You could build one hell of a PC for £2,699.99 (a little over $3,400 in US currency), or spend it all on the new Asus ROG Swift PG35VQ, one of the most expensive and potentially best gaming monitors on the market.
While the price is sure to be a prohibiting factor for many people, the specs are drool-worthy for sure. This new display boasts a large 35-inch curved VA panel with a 3840x1440 resolution and quantum dot technology. According to Asus, it supports a "cinema-standard" DCI-P3 90 percent color gamut.
Big and expansive colors are just the tip of the iceberg, though. This monitor has an overclocked 200Hz refresh rate, which is double the previous generation PG35Q, and HDR support. It's the real deal, too—the backlight can hit an eye-searing 1,000 nits at peak brightness (500 nits typical), and is DisplayHDR 1000 certified.
That is the point where HDR content really shines (literally) and pops. VESA has less stringent certified standards in place (DisplayHDR 600 and 400) with lower brightness requirements, but there is a significant difference in HDR visuals at lower brightness levels compared to the select few monitors that can hit 1,000 nits.
Full array local dimming (FALD) is also part of the package, with 512 independent LED zones. This is a key technology to hitting a higher brightness level and for more even distribution, versus displays that use edge lighting. It also typically lends itself to deeper blacks and better black uniformity, though not quite on the level as an OLED panel.

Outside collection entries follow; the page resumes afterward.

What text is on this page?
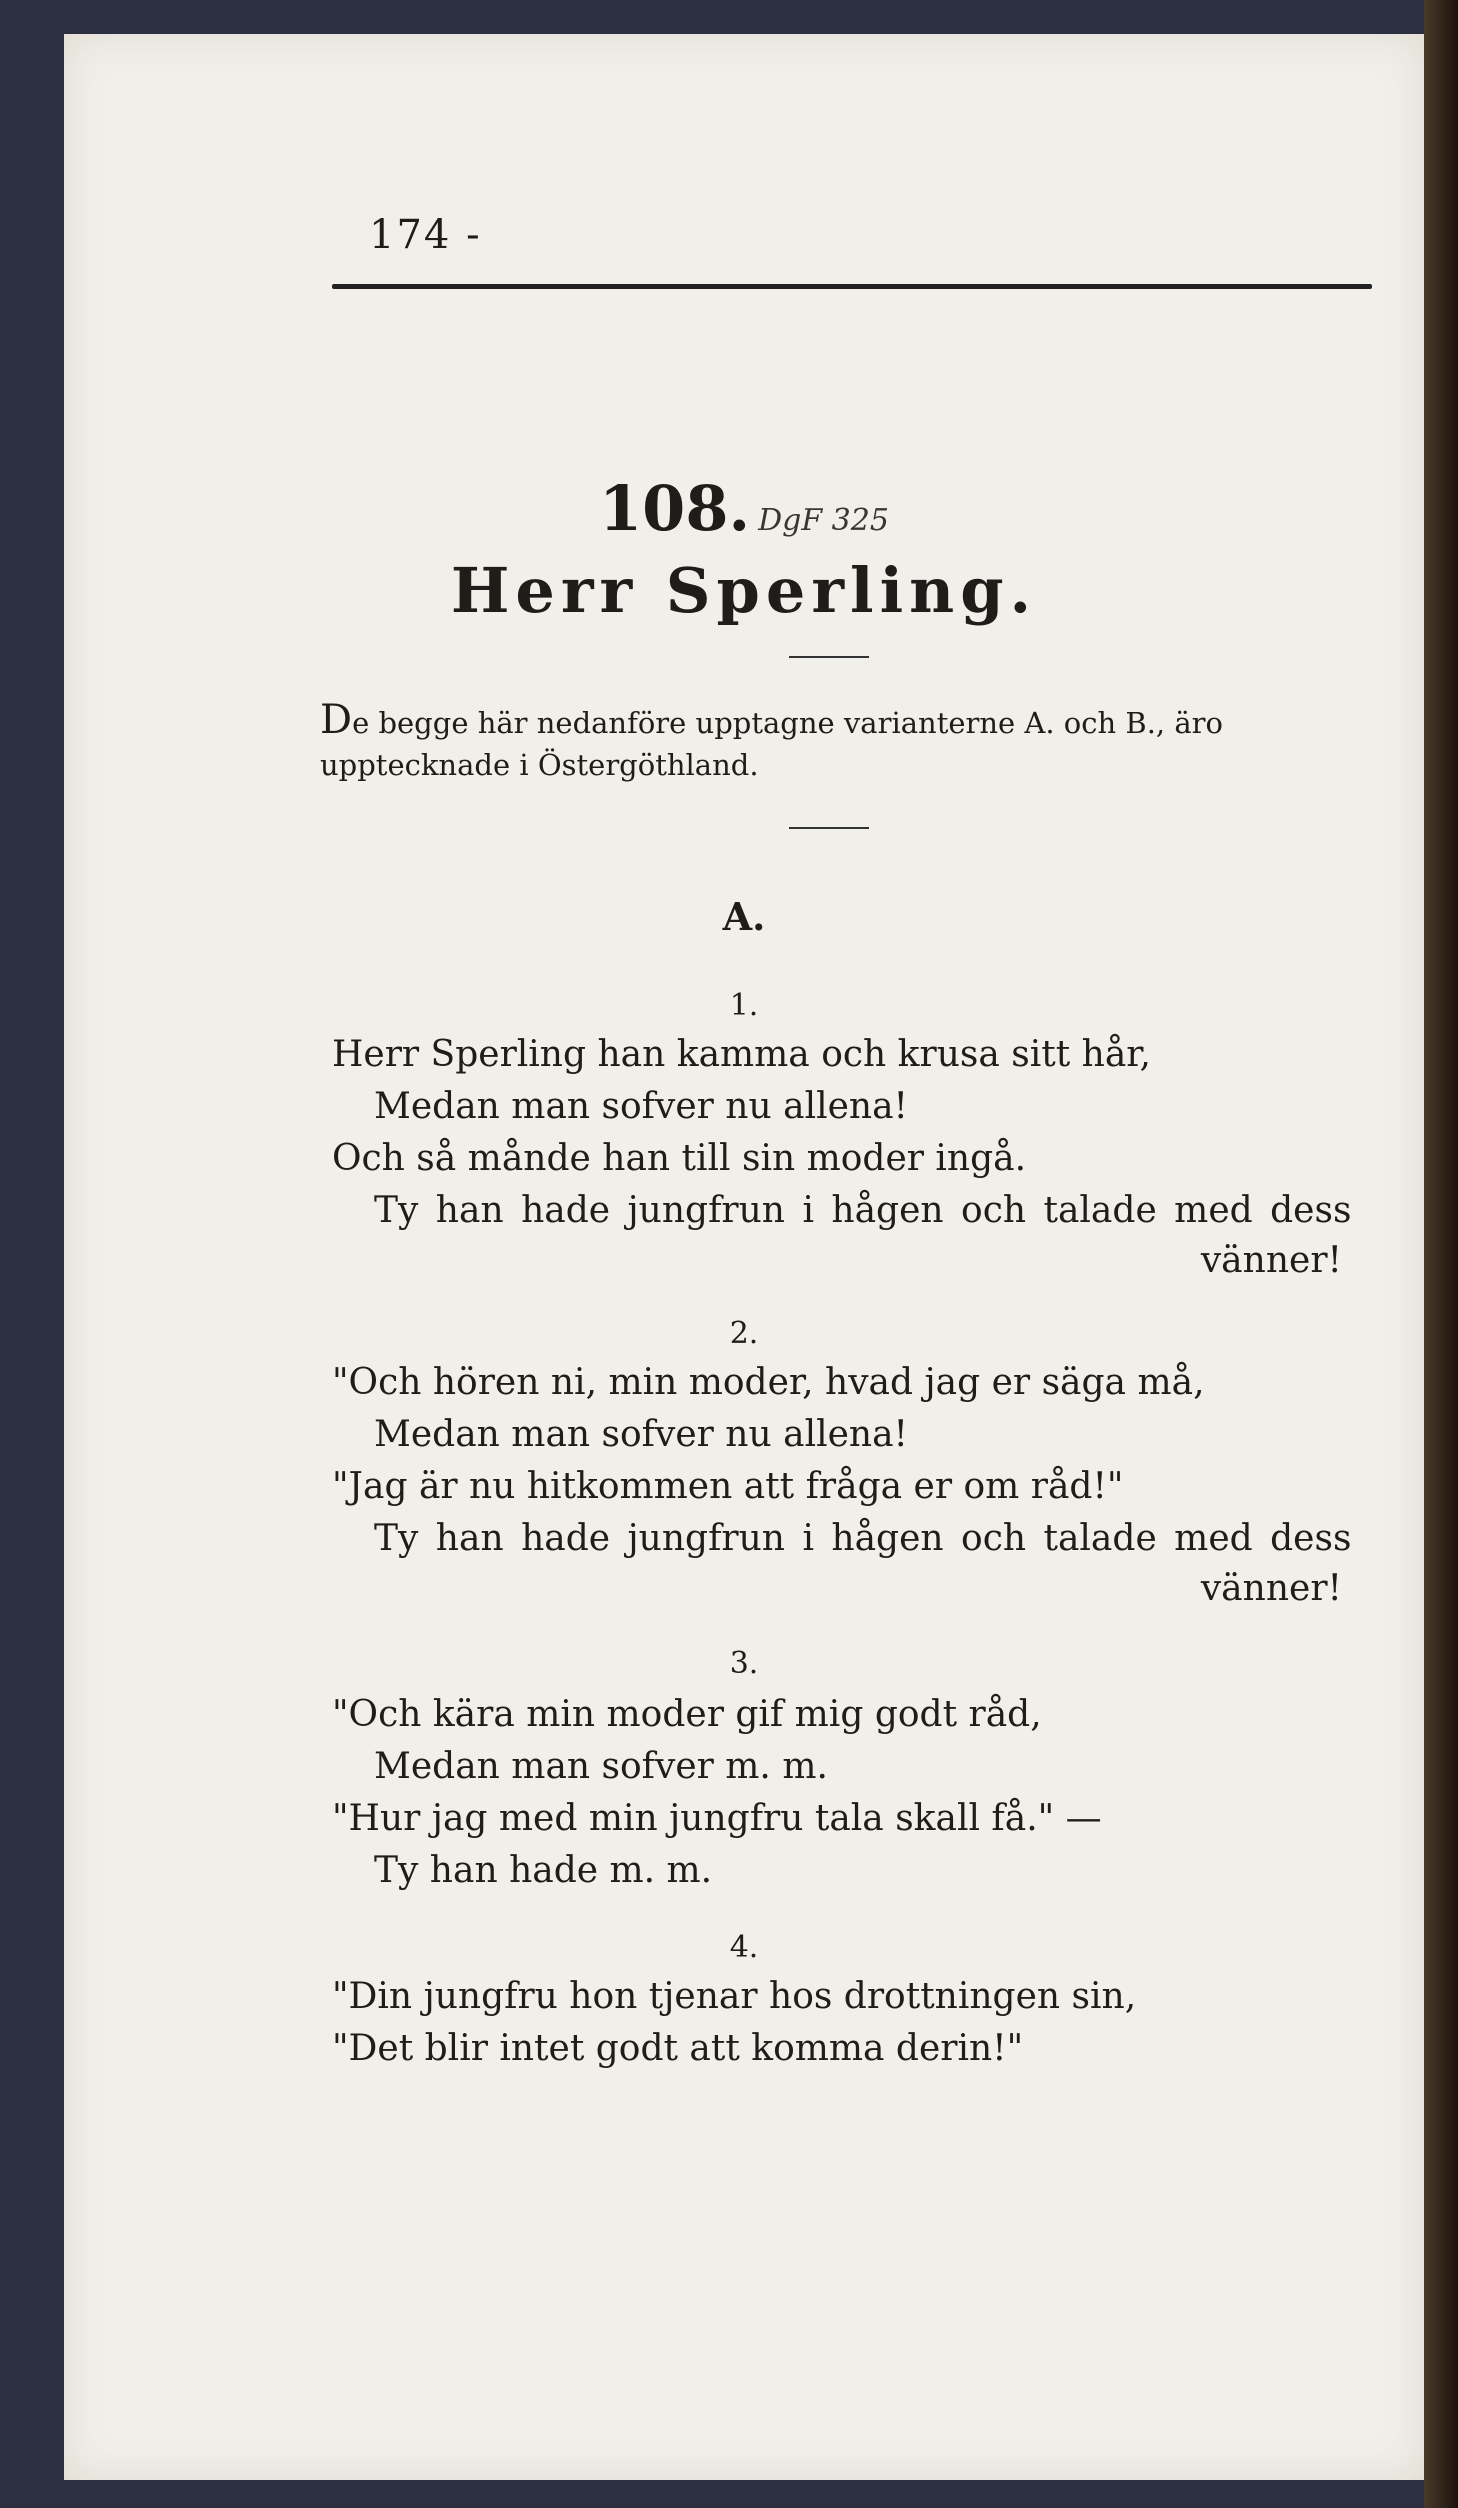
174 -
108. DgF 325
Herr Sperling.
De begge här nedanföre upptagne varianterne A. och B., äro upptecknade i Östergöthland.
A.
1.
Herr Sperling han kamma och krusa sitt hår,
Medan man sofver nu allena!
Och så månde han till sin moder ingå.
Ty han hade jungfrun i hågen och talade med dess
vänner!
2.
"Och hören ni, min moder, hvad jag er säga må,
Medan man sofver nu allena!
"Jag är nu hitkommen att fråga er om råd!"
Ty han hade jungfrun i hågen och talade med dess
vänner!
3.
"Och kära min moder gif mig godt råd,
Medan man sofver m. m.
"Hur jag med min jungfru tala skall få." —
Ty han hade m. m.
4.
"Din jungfru hon tjenar hos drottningen sin,
"Det blir intet godt att komma derin!"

There is a downside to FALD. On displays that use this type of lighting, they typically suffer from bloom, to some extent. This is most noticeable when there is a bright image on top of a black background, like white text on a black screen. Lighting around the area spills out. This is also known as the halo effect.
In my experience, this is not a big deal for the vast majority of content. One way to test this is with the LG Chess HDR demo. The scenes in the demo tend to exaggerate the effect compared to real-world content, but it's a good way to see if bloom exists, and to what extent.
This is also a G-Sync Ultimate monitor, a tag Nvidia reserves for G-Sync displays that are both G-Sync certified and can hit 1,000 nits. On the connectivity side, it has a DisplayPort 1.4 connector and an HDMI 2.0 port, along with a 3.5mm mini-jack.
The ROG Swift PG35VQ is available to preorder at OverclockersUK (opens in new tab) and is expected to ship soon. I have not found a preorder listing in the US yet, but imagine that availability will not be far behind.